In 2021, she launched the Staunch Test, a means of rating film and TV drama for violence against women. The Staunch Test website also includes a crowd-sourced database of thriller rated by the Staunch Test criteria of Pass, Fail or Debate, and reviews of thriller films and TV dramas from the Staunch Test point of view.
Bridget is also an editor of general fiction (including thrillers!) and can be found at Bridgetlawless.com
Alison Bell
Judge, Short Story and Flash Prizes
Alison Bell is a Lead Reader with Edinburgh based charity Open Book and a member of Aberdeen Writers’ Studio. Her short fiction, poetry and reviews have appeared in Pushing Out the Boat, Northwords Now, Dundee Writes and Dundee University Review of the Arts. She was recently commended for her flash fiction entry to the Federation of Writers (Scotland) Vernal Equinox competition. She holds an M. Litt in Writing Practice and Study from Dundee University and runs writing sessions for private groups, festivals and community organisations.
Rachel Marsh
Judge, Chair – Short Story & Flash prizes
Audrey Brown
Novel Prize Judge
Audrey Brown is a South African broadcast journalist and curator working with the BBC World Service flagship news and current affairs programme, Focus on Africa. She cut her journalistic teeth on progressive newspapers like Vrye Weekblad and the then Weekly Mail, now Mail and Guardian, in South Africa in the late 1980s.
Before joining the BBC in London in 2005, Audrey was one of the founding curators for the groundbreaking Women’s Jail at Constitution Hill in South Africa. In that time, she worked in both radio and television on programmes as a presenter and producer. She studied film criticism and documentary film making at Varan Institute in Paris, and holds a B.Journ degree from Rhodes University. She also studied for a Masters degree at the University of Wales.

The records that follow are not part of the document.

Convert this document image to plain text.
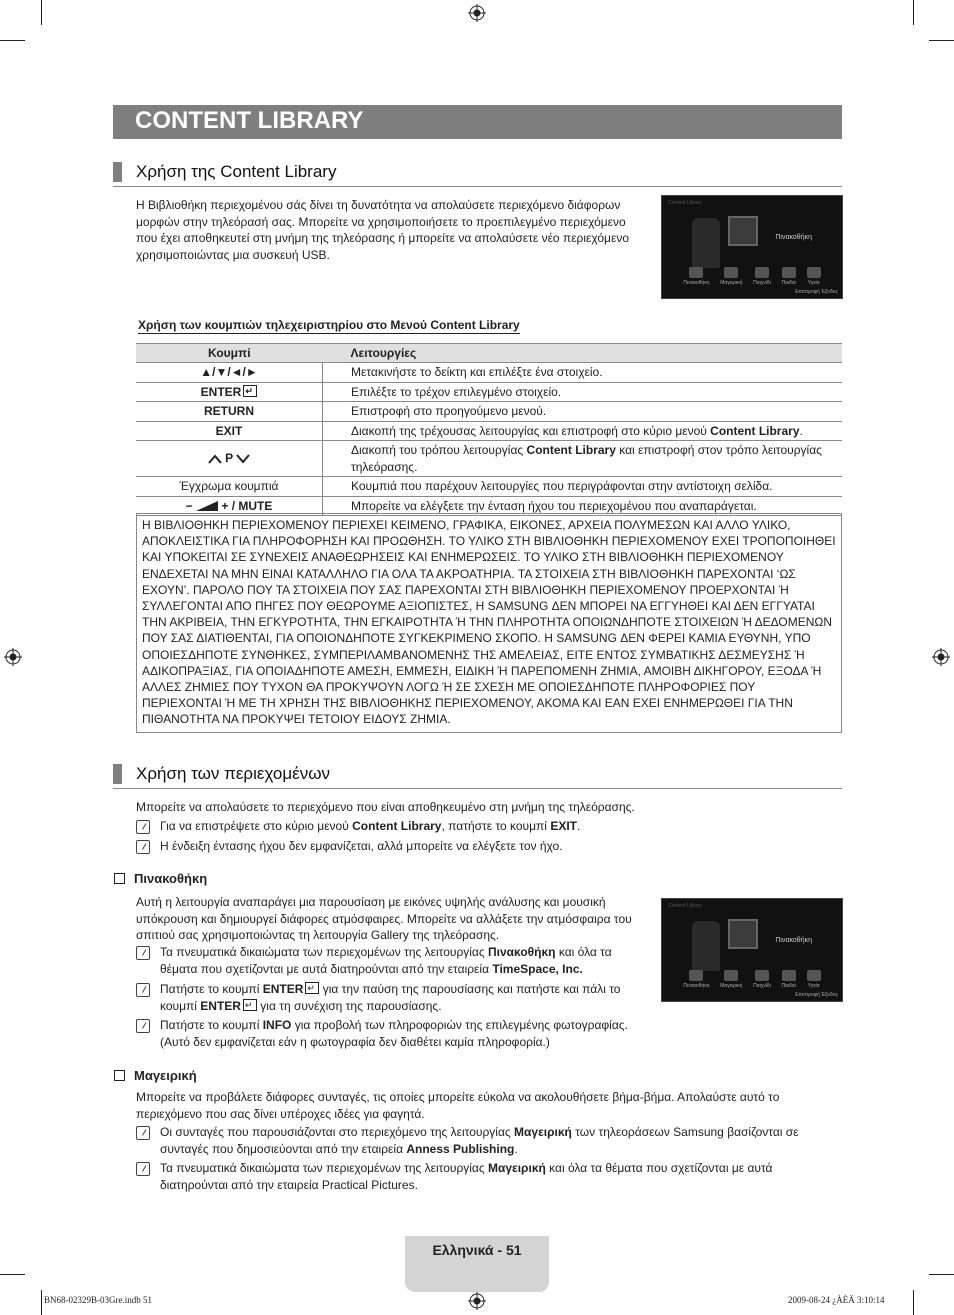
CONTENT LIBRARY
Χρήση της Content Library
Η Βιβλιοθήκη περιεχομένου σάς δίνει τη δυνατότητα να απολαύσετε περιεχόμενο διάφορων
μορφών στην τηλεόρασή σας. Μπορείτε να χρησιμοποιήσετε το προεπιλεγμένο περιεχόμενο
που έχει αποθηκευτεί στη μνήμη της τηλεόρασης ή μπορείτε να απολαύσετε νέο περιεχόμενο
χρησιμοποιώντας μια συσκευή USB.
Content Library
Πινακοθήκη
Πινακοθήκη Μαγειρική Παιχνίδι Παιδιά Υγεία
Επιστροφή Έξοδος
Χρήση των κουμπιών τηλεχειριστηρίου στο Μενού Content Library
Κουμπί	Λειτουργίες
▲/▼/◄/►	Μετακινήστε το δείκτη και επιλέξτε ένα στοιχείο.
ENTER↵	Επιλέξτε το τρέχον επιλεγμένο στοιχείο.
RETURN	Επιστροφή στο προηγούμενο μενού.
EXIT	Διακοπή της τρέχουσας λειτουργίας και επιστροφή στο κύριο μενού Content Library.
P	Διακοπή του τρόπου λειτουργίας Content Library και επιστροφή στον τρόπο λειτουργίας τηλεόρασης.
Έγχρωμα κουμπιά	Κουμπιά που παρέχουν λειτουργίες που περιγράφονται στην αντίστοιχη σελίδα.
− + / MUTE	Μπορείτε να ελέγξετε την ένταση ήχου του περιεχομένου που αναπαράγεται.
Η ΒΙΒΛΙΟΘΗΚΗ ΠΕΡΙΕΧΟΜΕΝΟΥ ΠΕΡΙΕΧΕΙ ΚΕΙΜΕΝΟ, ΓΡΑΦΙΚΑ, ΕΙΚΟΝΕΣ, ΑΡΧΕΙΑ ΠΟΛΥΜΕΣΩΝ ΚΑΙ ΑΛΛΟ ΥΛΙΚΟ, ΑΠΟΚΛΕΙΣΤΙΚΑ ΓΙΑ ΠΛΗΡΟΦΟΡΗΣΗ ΚΑΙ ΠΡΟΩΘΗΣΗ. ΤΟ ΥΛΙΚΟ ΣΤΗ ΒΙΒΛΙΟΘΗΚΗ ΠΕΡΙΕΧΟΜΕΝΟΥ ΕΧΕΙ ΤΡΟΠΟΠΟΙΗΘΕΙ ΚΑΙ ΥΠΟΚΕΙΤΑΙ ΣΕ ΣΥΝΕΧΕΙΣ ΑΝΑΘΕΩΡΗΣΕΙΣ ΚΑΙ ΕΝΗΜΕΡΩΣΕΙΣ. ΤΟ ΥΛΙΚΟ ΣΤΗ ΒΙΒΛΙΟΘΗΚΗ ΠΕΡΙΕΧΟΜΕΝΟΥ ΕΝΔΕΧΕΤΑΙ ΝΑ ΜΗΝ ΕΙΝΑΙ ΚΑΤΑΛΛΗΛΟ ΓΙΑ ΟΛΑ ΤΑ ΑΚΡΟΑΤΗΡΙΑ. ΤΑ ΣΤΟΙΧΕΙΑ ΣΤΗ ΒΙΒΛΙΟΘΗΚΗ ΠΑΡΕΧΟΝΤΑΙ ‘ΩΣ ΕΧΟΥΝ’. ΠΑΡΟΛΟ ΠΟΥ ΤΑ ΣΤΟΙΧΕΙΑ ΠΟΥ ΣΑΣ ΠΑΡΕΧΟΝΤΑΙ ΣΤΗ ΒΙΒΛΙΟΘΗΚΗ ΠΕΡΙΕΧΟΜΕΝΟΥ ΠΡΟΕΡΧΟΝΤΑΙ Ή ΣΥΛΛΕΓΟΝΤΑΙ ΑΠΟ ΠΗΓΕΣ ΠΟΥ ΘΕΩΡΟΥΜΕ ΑΞΙΟΠΙΣΤΕΣ, Η SAMSUNG ΔΕΝ ΜΠΟΡΕΙ ΝΑ ΕΓΓΥΗΘΕΙ ΚΑΙ ΔΕΝ ΕΓΓΥΑΤΑΙ ΤΗΝ ΑΚΡΙΒΕΙΑ, ΤΗΝ ΕΓΚΥΡΟΤΗΤΑ, ΤΗΝ ΕΓΚΑΙΡΟΤΗΤΑ Ή ΤΗΝ ΠΛΗΡΟΤΗΤΑ ΟΠΟΙΩΝΔΗΠΟΤΕ ΣΤΟΙΧΕΙΩΝ Ή ΔΕΔΟΜΕΝΩΝ ΠΟΥ ΣΑΣ ΔΙΑΤΙΘΕΝΤΑΙ, ΓΙΑ ΟΠΟΙΟΝΔΗΠΟΤΕ ΣΥΓΚΕΚΡΙΜΕΝΟ ΣΚΟΠΟ. Η SAMSUNG ΔΕΝ ΦΕΡΕΙ ΚΑΜΙΑ ΕΥΘΥΝΗ, ΥΠΟ ΟΠΟΙΕΣΔΗΠΟΤΕ ΣΥΝΘΗΚΕΣ, ΣΥΜΠΕΡΙΛΑΜΒΑΝΟΜΕΝΗΣ ΤΗΣ ΑΜΕΛΕΙΑΣ, ΕΙΤΕ ΕΝΤΟΣ ΣΥΜΒΑΤΙΚΗΣ ΔΕΣΜΕΥΣΗΣ Ή ΑΔΙΚΟΠΡΑΞΙΑΣ, ΓΙΑ ΟΠΟΙΑΔΗΠΟΤΕ ΑΜΕΣΗ, ΕΜΜΕΣΗ, ΕΙΔΙΚΗ Ή ΠΑΡΕΠΟΜΕΝΗ ΖΗΜΙΑ, ΑΜΟΙΒΗ ΔΙΚΗΓΟΡΟΥ, ΕΞΟΔΑ Ή ΑΛΛΕΣ ΖΗΜΙΕΣ ΠΟΥ ΤΥΧΟΝ ΘΑ ΠΡΟΚΥΨΟΥΝ ΛΟΓΩ Ή ΣΕ ΣΧΕΣΗ ΜΕ ΟΠΟΙΕΣΔΗΠΟΤΕ ΠΛΗΡΟΦΟΡΙΕΣ ΠΟΥ ΠΕΡΙΕΧΟΝΤΑΙ Ή ΜΕ ΤΗ ΧΡΗΣΗ ΤΗΣ ΒΙΒΛΙΟΘΗΚΗΣ ΠΕΡΙΕΧΟΜΕΝΟΥ, ΑΚΟΜΑ ΚΑΙ ΕΑΝ ΕΧΕΙ ΕΝΗΜΕΡΩΘΕΙ ΓΙΑ ΤΗΝ ΠΙΘΑΝΟΤΗΤΑ ΝΑ ΠΡΟΚΥΨΕΙ ΤΕΤΟΙΟΥ ΕΙΔΟΥΣ ΖΗΜΙΑ.
Χρήση των περιεχομένων
Μπορείτε να απολαύσετε το περιεχόμενο που είναι αποθηκευμένο στη μνήμη της τηλεόρασης.
Για να επιστρέψετε στο κύριο μενού Content Library, πατήστε το κουμπί EXIT.
Η ένδειξη έντασης ήχου δεν εμφανίζεται, αλλά μπορείτε να ελέγξετε τον ήχο.
Πινακοθήκη
Αυτή η λειτουργία αναπαράγει μια παρουσίαση με εικόνες υψηλής ανάλυσης και μουσική
υπόκρουση και δημιουργεί διάφορες ατμόσφαιρες. Μπορείτε να αλλάξετε την ατμόσφαιρα του
σπιτιού σας χρησιμοποιώντας τη λειτουργία Gallery της τηλεόρασης.
Content Library
Πινακοθήκη
Πινακοθήκη Μαγειρική Παιχνίδι Παιδιά Υγεία
Επιστροφή Έξοδος
Τα πνευματικά δικαιώματα των περιεχομένων της λειτουργίας Πινακοθήκη και όλα τα
θέματα που σχετίζονται με αυτά διατηρούνται από την εταιρεία TimeSpace, Inc.
Πατήστε το κουμπί ENTER↵ για την παύση της παρουσίασης και πατήστε και πάλι το
κουμπί ENTER↵ για τη συνέχιση της παρουσίασης.
Πατήστε το κουμπί INFO για προβολή των πληροφοριών της επιλεγμένης φωτογραφίας.
(Αυτό δεν εμφανίζεται εάν η φωτογραφία δεν διαθέτει καμία πληροφορία.)
Μαγειρική
Μπορείτε να προβάλετε διάφορες συνταγές, τις οποίες μπορείτε εύκολα να ακολουθήσετε βήμα-βήμα. Απολαύστε αυτό το
περιεχόμενο που σας δίνει υπέροχες ιδέες για φαγητά.
Οι συνταγές που παρουσιάζονται στο περιεχόμενο της λειτουργίας Μαγειρική των τηλεοράσεων Samsung βασίζονται σε
συνταγές που δημοσιεύονται από την εταιρεία Anness Publishing.
Τα πνευματικά δικαιώματα των περιεχομένων της λειτουργίας Μαγειρική και όλα τα θέματα που σχετίζονται με αυτά
διατηρούνται από την εταιρεία Practical Pictures.
Ελληνικά - 51
BN68-02329B-03Gre.indb 51	2009-08-24 ¿ÀÈÄ 3:10:14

Currently, Audrey lives in London and before everything changed, she used to travel the world, making radio documentaries and reporting on the lives of people in Africa and the diaspora. She was a regular and enthusiastic attendee of book festivals, film festivals and music performances.
Audrey was on the judging panel of the 2020 AKO Caine Prize for African Writing and is on the board of the literary magazine Chimurenga. She is also on the board of Sounds Africa, a podcast that showcases African voices on matters that matter to Africans. She is also featured in the book Two Hundred Women Who Will Change The Way You See The World.